Si vous êtes médecin, votre cotisation maximale de 13.318 euros par an en 2017 vous procurera évidemment une pension de retraite complémentaire bien inférieure à celle offerte par les cotisations maximales d’un notaire !

Mais les notaires sont une exception.

D’une manière générale, en tant que travailleur non salarié en profession libérale, plus votre revenu est élevé, plus l’écart entre votre revenu d’activité et votre pension des régimes de retraite obligatoire sera grand. Vous devrez impérativement épargner et investir pour maintenir votre niveau de vie à la retraite.

Conclusion : Les paradoxes des cotisations de retraite des indépendants en profession libérale

En tant que travailleur non salarié exerçant une profession libérale, vous pouvez être tenté de voir de faibles cotisations ou des exonérations de cotisations de retraite comme un avantage. Ce serait oublier que votre pension des régimes de retraite obligatoire sera également basse.

En réalité, le taux de remplacement de vos revenus d’activité par vos pensions des régimes de retraite obligatoire sera généralement entre 30% et 50%, contre 50% à 90% pour les salariés.

Les exonérations, surtout si elles se répètent, réduisent vos droits de retraite et vous obligent à travailler plus longtemps pour ne pas subir de décote.

Cela peut paraître paradoxal mais plus votre revenu est bas, plus vous avez intérêt à cotiser car le rendement de vos points de retraite, les droits qu’ils acquièrent, sera élevé.

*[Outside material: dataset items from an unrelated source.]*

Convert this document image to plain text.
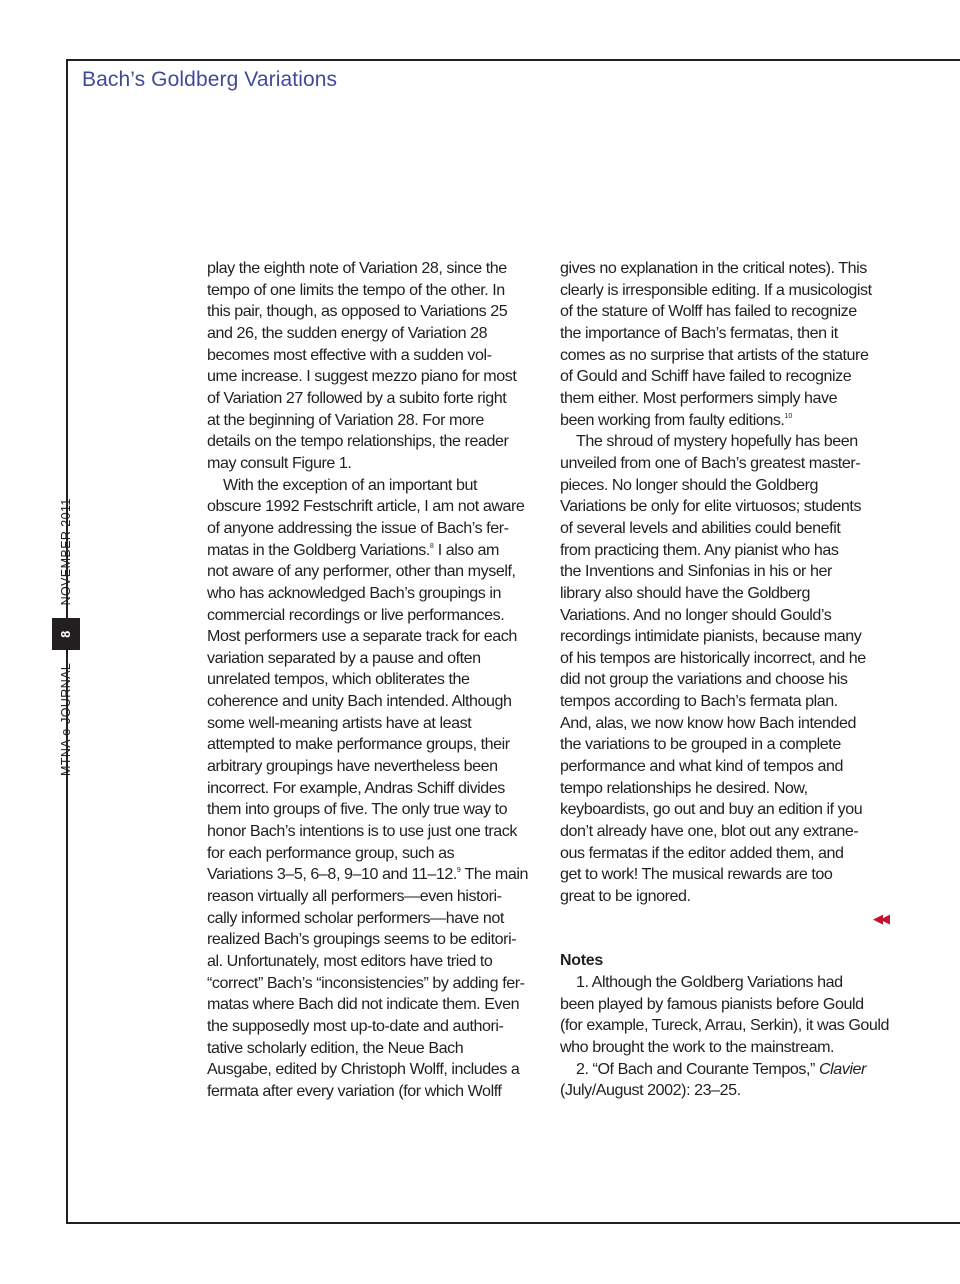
Bach’s Goldberg Variations
MTNA e-JOURNAL
8
NOVEMBER 2011
play the eighth note of Variation 28, since the
tempo of one limits the tempo of the other. In
this pair, though, as opposed to Variations 25
and 26, the sudden energy of Variation 28
becomes most effective with a sudden vol-
ume increase. I suggest mezzo piano for most
of Variation 27 followed by a subito forte right
at the beginning of Variation 28. For more
details on the tempo relationships, the reader
may consult Figure 1.
With the exception of an important but
obscure 1992 Festschrift article, I am not aware
of anyone addressing the issue of Bach’s fer-
matas in the Goldberg Variations.$^8$ I also am
not aware of any performer, other than myself,
who has acknowledged Bach’s groupings in
commercial recordings or live performances.
Most performers use a separate track for each
variation separated by a pause and often
unrelated tempos, which obliterates the
coherence and unity Bach intended. Although
some well-meaning artists have at least
attempted to make performance groups, their
arbitrary groupings have nevertheless been
incorrect. For example, Andras Schiff divides
them into groups of five. The only true way to
honor Bach’s intentions is to use just one track
for each performance group, such as
Variations 3–5, 6–8, 9–10 and 11–12.$^9$ The main
reason virtually all performers—even histori-
cally informed scholar performers—have not
realized Bach’s groupings seems to be editori-
al. Unfortunately, most editors have tried to
“correct” Bach’s “inconsistencies” by adding fer-
matas where Bach did not indicate them. Even
the supposedly most up-to-date and authori-
tative scholarly edition, the Neue Bach
Ausgabe, edited by Christoph Wolff, includes a
fermata after every variation (for which Wolff
gives no explanation in the critical notes). This
clearly is irresponsible editing. If a musicologist
of the stature of Wolff has failed to recognize
the importance of Bach’s fermatas, then it
comes as no surprise that artists of the stature
of Gould and Schiff have failed to recognize
them either. Most performers simply have
been working from faulty editions.$^{10}$
The shroud of mystery hopefully has been
unveiled from one of Bach’s greatest master-
pieces. No longer should the Goldberg
Variations be only for elite virtuosos; students
of several levels and abilities could benefit
from practicing them. Any pianist who has
the Inventions and Sinfonias in his or her
library also should have the Goldberg
Variations. And no longer should Gould’s
recordings intimidate pianists, because many
of his tempos are historically incorrect, and he
did not group the variations and choose his
tempos according to Bach’s fermata plan.
And, alas, we now know how Bach intended
the variations to be grouped in a complete
performance and what kind of tempos and
tempo relationships he desired. Now,
keyboardists, go out and buy an edition if you
don’t already have one, blot out any extrane-
ous fermatas if the editor added them, and
get to work! The musical rewards are too
great to be ignored.
◀◀
Notes
1. Although the Goldberg Variations had
been played by famous pianists before Gould
(for example, Tureck, Arrau, Serkin), it was Gould
who brought the work to the mainstream.
2. “Of Bach and Courante Tempos,” Clavier
(July/August 2002): 23–25.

Plus votre revenu est élevé, plus vous avez intérêt à investir en sus de vos cotisations de retraite obligatoire, car le rendement de vos points de cotisation sera moins élevé et l’écart entre votre pension et vos revenus d’activité antérieurs sera plus grand.

 

[i] Le statut de micro-entrepreneur est traité à part, voir article « Pourquoi les micro-entrepreneurs de profession libérale ont-ils intérêt à cotiser ? »

[ii] Depuis le 1er octobre 2017, la valeur du point CNAVPL est de 0,5672 €.